それからドドスの軍隊が動いたとされる南の森。
「連中は南の森に潜伏し、別動部隊が国境の砦を襲うつもりだろうね。そして国境に近いレッドゲイルから援軍が出るのを見計らって一気にブルーゲイルを攻め落とす。そんな腹づもりだろうね」
言いながらその動きを教鞭を使って指してゆくけど、国境の砦を襲ったドドス軍はそこを突破できなければ別働部隊がブルーゲイルを襲う手助けも出来ない。
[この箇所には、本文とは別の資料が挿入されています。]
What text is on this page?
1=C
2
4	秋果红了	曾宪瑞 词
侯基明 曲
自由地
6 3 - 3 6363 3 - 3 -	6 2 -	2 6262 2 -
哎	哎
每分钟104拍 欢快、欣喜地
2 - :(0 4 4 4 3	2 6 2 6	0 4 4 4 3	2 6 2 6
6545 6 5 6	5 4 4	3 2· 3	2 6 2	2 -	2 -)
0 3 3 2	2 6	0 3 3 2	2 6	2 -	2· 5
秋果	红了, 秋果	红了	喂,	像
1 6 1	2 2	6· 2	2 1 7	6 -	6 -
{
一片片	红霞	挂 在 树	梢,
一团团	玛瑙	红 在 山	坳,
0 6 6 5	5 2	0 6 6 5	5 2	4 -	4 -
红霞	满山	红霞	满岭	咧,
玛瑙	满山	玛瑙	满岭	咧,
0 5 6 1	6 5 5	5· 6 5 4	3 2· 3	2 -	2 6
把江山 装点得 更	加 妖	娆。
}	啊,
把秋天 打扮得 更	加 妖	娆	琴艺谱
いくら戦力差があっても国境の砦とレッドゲイルからの援軍が来ればドドスは砦を抜ける事は出来ないだろう。
しかし。
「本命は南の方ですか?」
「そこなんだけど、ベルトバッツ殿」
「問題はジーグの民でござる。きゃつらは黒龍様でさえ苦しめた呪いを使い下位竜族を操る術を持っておるでござる。場合によっては死した竜の遺体をもアンデッドドラゴンとして使役出来るでござるよ」
その言葉に一同に動揺が走る。
確かに、地竜を操ったのがジーグの民たちであればそれは納得も出来る。
更に呪いでアンデッドドラゴンまで使役できるとなれば、その戦力は想定以上の物になりそうだ。
「流石にドラゴンの遺体は簡単に手に入らないでござる。しかし、生きていたドラゴンが戦で敗れた場合その呪いが発動して即座にアンデッドドラゴンとして敵にまわれば厄介でござる」
ベルトバッツさんはそう言って腕組みをしながら地図を睨んでいる。
その目線はジマの国の近くの森。
そこに何か有るのだろうか?
「とにかく、軍備をこちらも整えなければいけないよ。エイジがオリジナルの適合者で、その性能が伝説に違わないとなれば多少の足止めの時間にはなるだろう。問題は残り十七体を作り上げる時間が無いと言う事だね」
イザーガ兄さんはそう言って私とミリアリア姉さんを見る。
「実際、あと五体作るとなればどのくらい時間がいる?」
「……一体作るのに最低でもふた月は必要ですわ。素体だけでも同じくらいの時間はかかりますわ」
「そうか…… ドドスが仕掛けてくるとなれば頑張ってあと半年だね。今日の情報が流れても……」
そうなると、あと半年も時間が無いと言う事になる。
初号機と三号機、エイジの二号機と防衛点の要には配置できるかもしれない。
しかし倍以上の戦力差で何処まで行けるだろうか?
エイジが使ったようにフルの活用では短時間しか持たない。
「あと半年…… 分かりました。とにかくできるだけ新型を作りましょう!」
「うん、アルムエイド君がいれば何とかなるだろう。とにかく本命のブルーゲイルに攻め込まれる前に最低でも五体中二体がこちらに配備できればレッドゲイルと国境の砦は何とか持たせよう。ブルーゲイルはドドスの本命を何とか迎え撃ってほしい」
多分、イザーガ兄さんはもうアマディアス兄さんと話をつけているのだろう。
だからエイジの二号機だけでも優先してレッドゲイルに配備させた。
そして初号機と三号機。
後三体の新型がいればブルーゲイルは防衛が出来ると踏んでいるのだろう。
防戦が上手く行けば、最後には「鋼鉄の鎧騎士」どうしの戦いか、一騎討に持ち込めれば勝機はあるだろう。
「すまんでござる。竜族が下手をすると相手の手ごまとなってしまうやもしれず、今だ黒龍様はお戻りになられておらんでござる。タルメシアナ様は留守のジマの国を守るため動けないでござるよ」
何故かベルトバッツさんはそう申し訳なさそうに言う。
しかしそれをイザーガ兄さんは止めて言う。
「何を仰るベルトバッツ殿。貴殿の協力が無ければ情報入手も困難なばかりか、以後矢面に立つエイジの護衛まで受けていただけるとは。領主マルクスに変わり御礼を申し上げますよ」
イザーガ兄さんはそう言ってベルトバッツさんに頭を下げる。
それにちょっと慌てるベルトバッツさん。
「アルム、急ぎブルーゲイルに戻りますわよ…… ことは想定以上に動き出していますわ」
「うん、そうだね」
私とミリアリア姉さんはそう言って頷きあうのだった。